Here's a fine example of why Vermonters are different.
In 1776 Vermont elected to NOT join the union, preferring to wait and see how the experimental union made out; Vermonters have always been skeptical about federalism. In the next fourteen years the economic and social prospects of the fledgling Union appeared promising enough for Vermont to finally decide to join in 1791.
But unlike every other "state", by the time it joined the Union, Vermont had for fourteen years been its own 'country', an independent republic with it's own identity and it's own constitution. The signing of the Constitution for the "Free and Independent Republic of Vermont" took place in Elijah West's Tavern, in Windsor, Vermont, in 1777. The constitution resembled Pennsylvania's, but went further than others had before in that it granted full citizenship to all adult males regardless of property ownership, outlawed slavery, and set the rules for an independent nation which nevertheless contemplated admission to the United States. Of course, after admission, our skepticism about the Union has only grown over the years.

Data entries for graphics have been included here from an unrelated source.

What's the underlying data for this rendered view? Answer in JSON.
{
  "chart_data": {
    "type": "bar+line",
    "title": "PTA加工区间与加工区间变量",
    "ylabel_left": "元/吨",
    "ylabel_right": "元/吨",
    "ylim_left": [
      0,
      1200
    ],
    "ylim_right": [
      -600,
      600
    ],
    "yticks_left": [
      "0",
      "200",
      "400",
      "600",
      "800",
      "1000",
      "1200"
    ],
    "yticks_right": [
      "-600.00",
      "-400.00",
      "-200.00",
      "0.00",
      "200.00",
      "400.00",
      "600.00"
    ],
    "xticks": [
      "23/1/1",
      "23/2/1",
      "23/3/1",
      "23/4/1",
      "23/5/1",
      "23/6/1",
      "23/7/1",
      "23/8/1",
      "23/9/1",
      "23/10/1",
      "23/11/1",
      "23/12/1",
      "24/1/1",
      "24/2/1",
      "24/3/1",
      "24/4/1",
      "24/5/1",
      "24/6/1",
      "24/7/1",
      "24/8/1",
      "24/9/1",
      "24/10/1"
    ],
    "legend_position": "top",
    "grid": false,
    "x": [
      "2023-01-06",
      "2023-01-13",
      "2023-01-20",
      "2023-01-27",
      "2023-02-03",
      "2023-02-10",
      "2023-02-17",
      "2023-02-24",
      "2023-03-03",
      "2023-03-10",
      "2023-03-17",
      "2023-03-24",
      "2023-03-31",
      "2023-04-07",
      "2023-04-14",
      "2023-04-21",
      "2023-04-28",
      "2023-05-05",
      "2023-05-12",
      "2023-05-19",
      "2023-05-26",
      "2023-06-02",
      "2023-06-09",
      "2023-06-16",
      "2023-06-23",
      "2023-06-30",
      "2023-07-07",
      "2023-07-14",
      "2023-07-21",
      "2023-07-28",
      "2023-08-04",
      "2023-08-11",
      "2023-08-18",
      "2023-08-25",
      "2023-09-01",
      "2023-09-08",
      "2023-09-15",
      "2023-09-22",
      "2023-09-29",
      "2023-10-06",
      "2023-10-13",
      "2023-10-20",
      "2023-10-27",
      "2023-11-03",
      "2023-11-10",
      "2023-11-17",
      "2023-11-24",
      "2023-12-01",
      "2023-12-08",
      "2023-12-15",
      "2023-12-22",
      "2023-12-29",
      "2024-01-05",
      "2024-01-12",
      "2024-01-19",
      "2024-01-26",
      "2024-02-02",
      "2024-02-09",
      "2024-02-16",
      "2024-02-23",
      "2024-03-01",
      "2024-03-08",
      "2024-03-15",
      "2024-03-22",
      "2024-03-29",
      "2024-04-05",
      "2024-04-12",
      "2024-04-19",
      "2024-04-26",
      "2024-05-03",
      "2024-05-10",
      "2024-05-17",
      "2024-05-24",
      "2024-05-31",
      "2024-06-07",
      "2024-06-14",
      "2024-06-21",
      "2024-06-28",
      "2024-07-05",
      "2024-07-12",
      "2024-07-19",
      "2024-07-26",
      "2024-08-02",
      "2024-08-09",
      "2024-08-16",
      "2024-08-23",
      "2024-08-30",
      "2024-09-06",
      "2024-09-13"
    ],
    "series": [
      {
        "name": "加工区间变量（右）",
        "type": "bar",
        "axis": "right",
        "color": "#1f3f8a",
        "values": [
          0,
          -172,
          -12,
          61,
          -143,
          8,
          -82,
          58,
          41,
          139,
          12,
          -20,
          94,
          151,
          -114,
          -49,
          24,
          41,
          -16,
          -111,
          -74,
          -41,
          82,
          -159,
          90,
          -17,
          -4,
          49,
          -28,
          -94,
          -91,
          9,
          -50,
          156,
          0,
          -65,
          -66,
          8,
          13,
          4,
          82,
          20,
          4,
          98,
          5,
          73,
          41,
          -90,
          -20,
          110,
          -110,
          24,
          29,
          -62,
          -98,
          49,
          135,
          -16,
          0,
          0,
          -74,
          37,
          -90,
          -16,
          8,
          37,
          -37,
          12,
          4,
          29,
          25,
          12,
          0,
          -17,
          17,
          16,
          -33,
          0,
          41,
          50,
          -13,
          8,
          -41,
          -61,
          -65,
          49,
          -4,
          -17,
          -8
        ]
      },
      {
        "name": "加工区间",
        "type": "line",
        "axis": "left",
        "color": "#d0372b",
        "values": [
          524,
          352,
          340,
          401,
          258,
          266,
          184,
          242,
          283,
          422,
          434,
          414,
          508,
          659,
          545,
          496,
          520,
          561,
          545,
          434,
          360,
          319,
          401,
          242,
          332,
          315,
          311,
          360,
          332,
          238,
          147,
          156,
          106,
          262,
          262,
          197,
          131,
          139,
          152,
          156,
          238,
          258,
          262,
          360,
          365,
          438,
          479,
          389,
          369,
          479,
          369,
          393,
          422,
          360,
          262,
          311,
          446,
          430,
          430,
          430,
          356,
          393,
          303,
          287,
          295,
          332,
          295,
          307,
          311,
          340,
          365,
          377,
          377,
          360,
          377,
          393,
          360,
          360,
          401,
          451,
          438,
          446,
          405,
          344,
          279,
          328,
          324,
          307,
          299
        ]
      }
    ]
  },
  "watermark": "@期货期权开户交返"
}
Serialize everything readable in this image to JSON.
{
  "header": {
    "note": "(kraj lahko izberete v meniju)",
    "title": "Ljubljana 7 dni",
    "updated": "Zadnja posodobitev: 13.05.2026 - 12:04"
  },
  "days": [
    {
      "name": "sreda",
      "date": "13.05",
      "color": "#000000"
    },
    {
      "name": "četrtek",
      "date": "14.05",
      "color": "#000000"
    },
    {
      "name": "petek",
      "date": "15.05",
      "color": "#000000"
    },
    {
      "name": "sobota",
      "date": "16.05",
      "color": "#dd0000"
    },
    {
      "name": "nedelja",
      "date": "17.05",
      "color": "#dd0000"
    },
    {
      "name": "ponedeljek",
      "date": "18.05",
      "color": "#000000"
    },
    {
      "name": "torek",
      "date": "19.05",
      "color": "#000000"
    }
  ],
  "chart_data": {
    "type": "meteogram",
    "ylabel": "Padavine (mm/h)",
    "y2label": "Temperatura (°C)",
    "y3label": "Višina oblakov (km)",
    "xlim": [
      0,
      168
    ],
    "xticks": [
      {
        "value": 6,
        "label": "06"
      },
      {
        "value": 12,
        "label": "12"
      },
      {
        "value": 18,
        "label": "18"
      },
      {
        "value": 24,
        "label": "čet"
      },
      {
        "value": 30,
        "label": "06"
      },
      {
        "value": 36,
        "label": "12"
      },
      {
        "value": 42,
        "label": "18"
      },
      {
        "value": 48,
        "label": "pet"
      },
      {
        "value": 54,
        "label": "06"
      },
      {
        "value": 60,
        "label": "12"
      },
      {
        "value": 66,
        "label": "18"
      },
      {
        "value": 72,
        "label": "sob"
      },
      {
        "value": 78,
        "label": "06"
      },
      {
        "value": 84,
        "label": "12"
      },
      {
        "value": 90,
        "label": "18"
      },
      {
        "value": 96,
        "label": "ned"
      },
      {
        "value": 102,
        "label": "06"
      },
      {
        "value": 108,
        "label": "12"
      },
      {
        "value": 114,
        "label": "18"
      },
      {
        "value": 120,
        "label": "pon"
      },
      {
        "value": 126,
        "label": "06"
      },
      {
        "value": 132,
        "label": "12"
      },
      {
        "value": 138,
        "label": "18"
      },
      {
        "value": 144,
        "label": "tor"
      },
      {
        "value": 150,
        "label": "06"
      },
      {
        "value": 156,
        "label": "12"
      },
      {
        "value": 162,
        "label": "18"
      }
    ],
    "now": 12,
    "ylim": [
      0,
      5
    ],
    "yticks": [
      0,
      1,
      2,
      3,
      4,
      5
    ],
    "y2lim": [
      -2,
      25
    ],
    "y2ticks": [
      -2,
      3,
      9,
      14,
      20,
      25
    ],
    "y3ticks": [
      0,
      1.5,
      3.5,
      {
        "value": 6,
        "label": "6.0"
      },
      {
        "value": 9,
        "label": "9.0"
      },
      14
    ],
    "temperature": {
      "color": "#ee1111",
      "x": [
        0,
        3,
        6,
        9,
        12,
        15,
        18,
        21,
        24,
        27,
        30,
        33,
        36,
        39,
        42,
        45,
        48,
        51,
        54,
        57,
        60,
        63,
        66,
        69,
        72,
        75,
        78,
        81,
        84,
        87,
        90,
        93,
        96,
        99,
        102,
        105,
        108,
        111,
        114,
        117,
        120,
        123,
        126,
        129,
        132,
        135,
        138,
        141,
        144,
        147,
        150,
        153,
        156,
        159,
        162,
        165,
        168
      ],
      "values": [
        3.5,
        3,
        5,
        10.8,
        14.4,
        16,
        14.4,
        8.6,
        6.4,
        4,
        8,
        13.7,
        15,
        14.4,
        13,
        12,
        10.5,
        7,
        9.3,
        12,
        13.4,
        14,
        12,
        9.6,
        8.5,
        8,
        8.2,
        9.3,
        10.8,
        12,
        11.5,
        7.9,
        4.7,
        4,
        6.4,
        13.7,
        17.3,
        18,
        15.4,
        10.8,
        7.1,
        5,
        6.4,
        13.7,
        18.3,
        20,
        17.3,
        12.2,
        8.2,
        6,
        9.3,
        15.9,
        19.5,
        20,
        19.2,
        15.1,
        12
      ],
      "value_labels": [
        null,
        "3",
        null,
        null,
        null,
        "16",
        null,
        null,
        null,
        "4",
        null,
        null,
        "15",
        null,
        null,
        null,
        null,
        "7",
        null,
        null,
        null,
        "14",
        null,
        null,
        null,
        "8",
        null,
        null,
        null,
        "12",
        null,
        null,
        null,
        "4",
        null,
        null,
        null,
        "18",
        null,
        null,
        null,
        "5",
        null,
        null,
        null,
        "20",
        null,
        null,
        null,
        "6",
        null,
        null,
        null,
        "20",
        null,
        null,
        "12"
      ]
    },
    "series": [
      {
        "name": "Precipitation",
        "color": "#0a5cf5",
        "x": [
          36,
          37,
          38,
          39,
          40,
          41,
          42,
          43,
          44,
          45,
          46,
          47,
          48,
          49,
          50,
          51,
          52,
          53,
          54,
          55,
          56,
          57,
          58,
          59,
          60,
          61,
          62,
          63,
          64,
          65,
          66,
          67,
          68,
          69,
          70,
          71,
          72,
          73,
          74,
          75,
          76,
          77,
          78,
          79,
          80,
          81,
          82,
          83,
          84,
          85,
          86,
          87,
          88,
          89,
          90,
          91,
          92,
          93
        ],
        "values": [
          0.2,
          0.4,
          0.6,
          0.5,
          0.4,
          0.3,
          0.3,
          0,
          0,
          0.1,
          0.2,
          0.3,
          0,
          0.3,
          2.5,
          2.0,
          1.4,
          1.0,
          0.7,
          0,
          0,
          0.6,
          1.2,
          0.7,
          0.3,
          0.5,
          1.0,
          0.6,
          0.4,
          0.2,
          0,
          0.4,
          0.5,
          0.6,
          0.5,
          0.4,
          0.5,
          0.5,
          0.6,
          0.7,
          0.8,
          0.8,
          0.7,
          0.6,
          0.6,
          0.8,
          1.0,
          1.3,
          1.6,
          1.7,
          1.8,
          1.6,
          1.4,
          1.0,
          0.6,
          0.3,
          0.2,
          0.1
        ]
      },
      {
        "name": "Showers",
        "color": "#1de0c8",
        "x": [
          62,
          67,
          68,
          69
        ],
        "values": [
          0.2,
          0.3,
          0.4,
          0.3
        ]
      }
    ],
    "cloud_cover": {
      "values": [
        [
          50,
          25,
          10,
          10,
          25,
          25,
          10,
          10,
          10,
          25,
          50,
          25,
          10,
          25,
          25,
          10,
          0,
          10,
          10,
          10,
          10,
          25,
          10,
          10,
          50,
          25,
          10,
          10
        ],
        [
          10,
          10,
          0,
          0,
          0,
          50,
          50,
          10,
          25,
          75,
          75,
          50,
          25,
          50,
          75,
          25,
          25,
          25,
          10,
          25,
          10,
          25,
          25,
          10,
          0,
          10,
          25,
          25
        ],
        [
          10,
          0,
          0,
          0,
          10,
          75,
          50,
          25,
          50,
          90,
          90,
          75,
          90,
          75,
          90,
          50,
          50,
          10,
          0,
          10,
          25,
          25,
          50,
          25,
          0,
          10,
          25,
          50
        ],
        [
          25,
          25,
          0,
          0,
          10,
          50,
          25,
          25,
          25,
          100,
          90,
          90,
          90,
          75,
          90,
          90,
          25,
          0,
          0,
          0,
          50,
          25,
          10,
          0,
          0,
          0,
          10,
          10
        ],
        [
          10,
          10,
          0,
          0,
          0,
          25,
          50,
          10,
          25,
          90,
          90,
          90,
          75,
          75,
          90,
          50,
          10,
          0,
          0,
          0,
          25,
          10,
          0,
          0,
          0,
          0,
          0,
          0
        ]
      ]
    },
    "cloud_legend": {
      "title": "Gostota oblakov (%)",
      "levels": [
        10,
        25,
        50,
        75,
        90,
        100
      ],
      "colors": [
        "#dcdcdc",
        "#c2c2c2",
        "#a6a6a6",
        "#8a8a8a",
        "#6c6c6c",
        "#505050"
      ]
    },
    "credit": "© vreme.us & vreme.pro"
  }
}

Vermont’s radicalism can be traced back to 1777 when it first became an independent republic prior to joining the Union fourteen years later. Vermont was the only American state which truly invented itself before becoming a part of the United States. Unlike other New England states, Vermont was never an English colony, or any other kind of colony, thus avoiding a period of aristocratic oligarchy. Influenced by some of its earlier Iroquois and Yankee inhabitants, Vermont established an almost casteless society never to be replicated elsewhere in America.
Unfortunately, back in 1791, wealthy land owners in New York State had presumptions of real estate ownership in the Republic of Vermont, and before they would allow the "Republic" to join the "Union" they managed to get crooked politicians in NY to extort the princely sum of $30,000 from Vermont. Now Vermont wants the money back, with interest.
Vermonters want New York to repay Vermont statehood debt
MONTPELIER, Vt. --A Vermont Supreme Court justice wants the state of New York to repay, with interest, a $30,000 payment Vermont made to New York 215 years ago so it would allow Vermont to join the union.
Before Vermont joined the union in 1791, New York argued it was owed the money to repay land claims in what was then the independent Republic of Vermont dating to a 1664 British royal proclamation.
Vermont and New York officials signed a payment agreement on Oct. 7, 1790. The first payment was in 1794. It took Vermont five years to finish paying the debt, said state Archivist Gregory Sanford.
"This money was taken, as far as we're concerned, simply as extortion," Dooley said. "We had to pay it to get into the union, because otherwise if New York opposed we would not become a state." Depending on how the interest on the money is calculated, the $30,000 payment could have grown to as much as $1.3 billion."